Wednesday, December 17, 2014
Indiegogo Life Is the Newest Frontier in Digital Panhandling
by Mike Pearl/Vice
Indiegogo plays second fiddle to Kickstarter in the crowdfunding world, and it compensates by being willing to fund what Kickstarter won't, including porn, energy drinks, and charity drives. Now, seemingly out of the goodness of its heart, Indiegogo has launched something called Indiegogo Life, a standalone site that will help people raise money for personal causes.
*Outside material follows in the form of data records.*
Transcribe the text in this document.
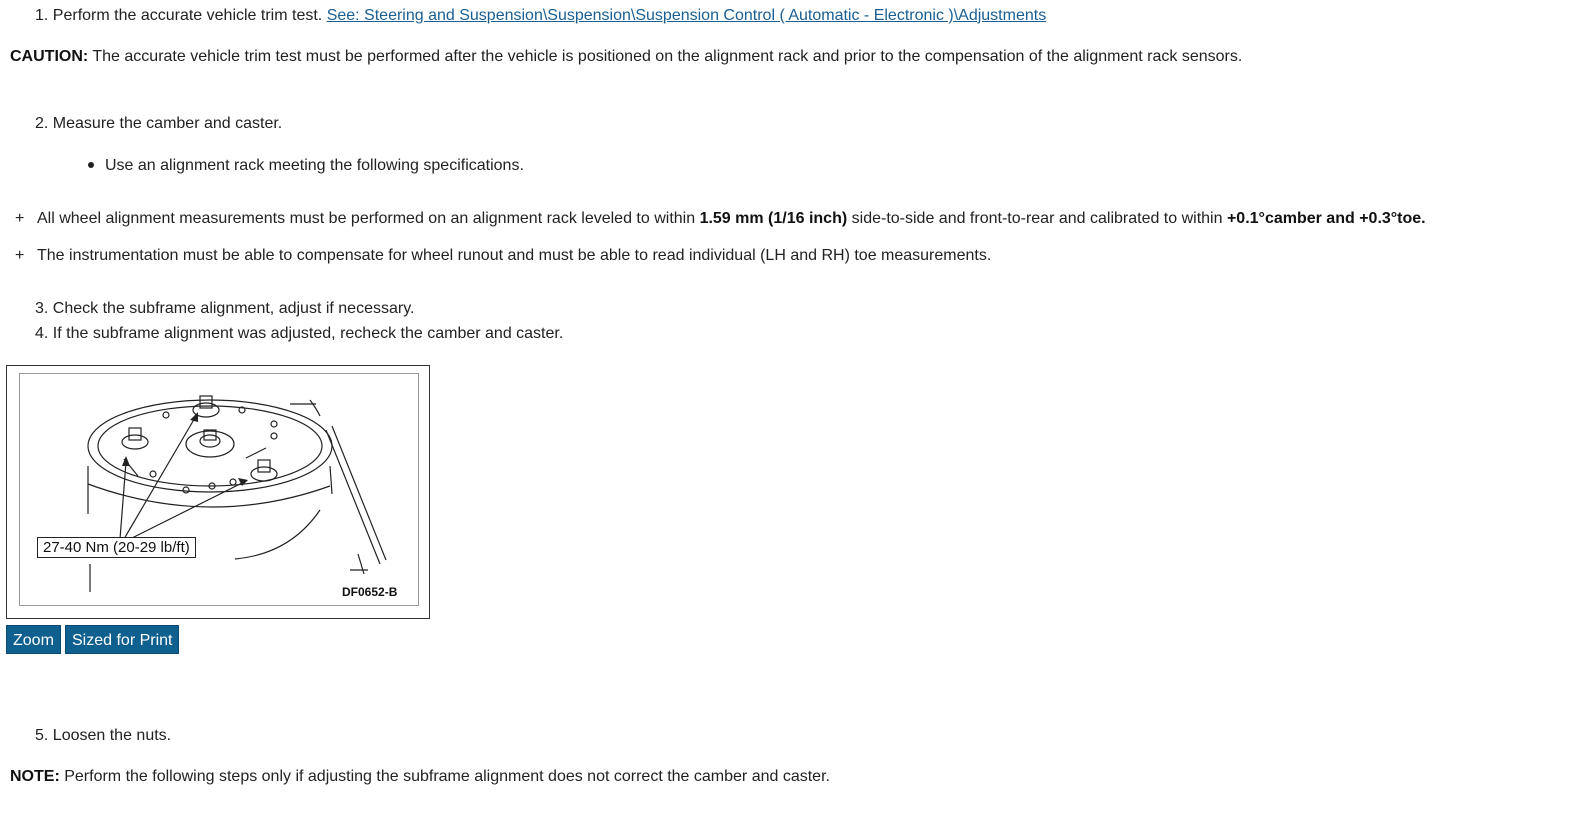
1. Perform the accurate vehicle trim test. See: Steering and Suspension\Suspension\Suspension Control ( Automatic - Electronic )\Adjustments
CAUTION: The accurate vehicle trim test must be performed after the vehicle is positioned on the alignment rack and prior to the compensation of the alignment rack sensors.
2. Measure the camber and caster.
Use an alignment rack meeting the following specifications.
+ All wheel alignment measurements must be performed on an alignment rack leveled to within 1.59 mm (1/16 inch) side-to-side and front-to-rear and calibrated to within +0.1°camber and +0.3°toe.
+ The instrumentation must be able to compensate for wheel runout and must be able to read individual (LH and RH) toe measurements.
3. Check the subframe alignment, adjust if necessary.
4. If the subframe alignment was adjusted, recheck the camber and caster.
27-40 Nm (20-29 lb/ft)
DF0652-B
Zoom	Sized for Print
5. Loosen the nuts.
NOTE: Perform the following steps only if adjusting the subframe alignment does not correct the camber and caster.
Does a four-year-old need reconstructive surgery after being attacked by a dog? Do Ferguson protesters need legal fees? Indiegogo Life is there to help! But some petitioners on the site are looking to fund what might be called luxuries—a wedding ceremony, say, or a "guitar for my birthday!" By opening a panhandling platform with no pretense of "funding" anything other than a person's needs or wants, did Indiegogo essentially build an entire site just for the potato salad Kickstarter guy?
According to press materials, Indiegogo Life, which launched on Monday, "does not charge a platform fee, enabling fundraisers to keep more of the money they raise" (a third party does charge a 3 percent transaction fee). It's clearly a move meant to raise Indiegogo's profile rather than a bid for short-term profits.
But just a couple days after its launch, the site seems like a messy free-for-all of charity cases, some of which seem suspect. There are no big nonprofits on Indiegogo Life—a company spokesperson said that those organizations would need to use the original Indiegogo platform, where some donations are tax deductible—just a lot of individuals asking for a lot of different things. Take this one, for example:
Raising money for Gaza sounds really important, but how are you supposed to help out Gaza's "homeless & poorly people" when you set your funding goal at a measly $6,000? Donors would probably be better off sending their money to Save the Children's Gaza Children in Crisis Fund than handing it over to this mysterious account.
Indiegogo representatives assured me that the company "has a stringent verification procedure that includes a dedicated team of experts, automated algorithms, and other procedures." But even if these campaigns aren't scams, some of them don't exactly describe dire situations that require the kindness of strangers to remedy.
Here's a guy who wants a better computer so he can make art:
It's clear that these platforms have enormous potential for allowing people to request money in emergencies, though they also allow people to treat the internet like an ATM. At the moment, the signal-to-noise ratio on Indiegogo Life is terrible, though that may change in the coming weeks or months. Hopefully, the site will demonstrate the internet's generosity, rather than its gullibility.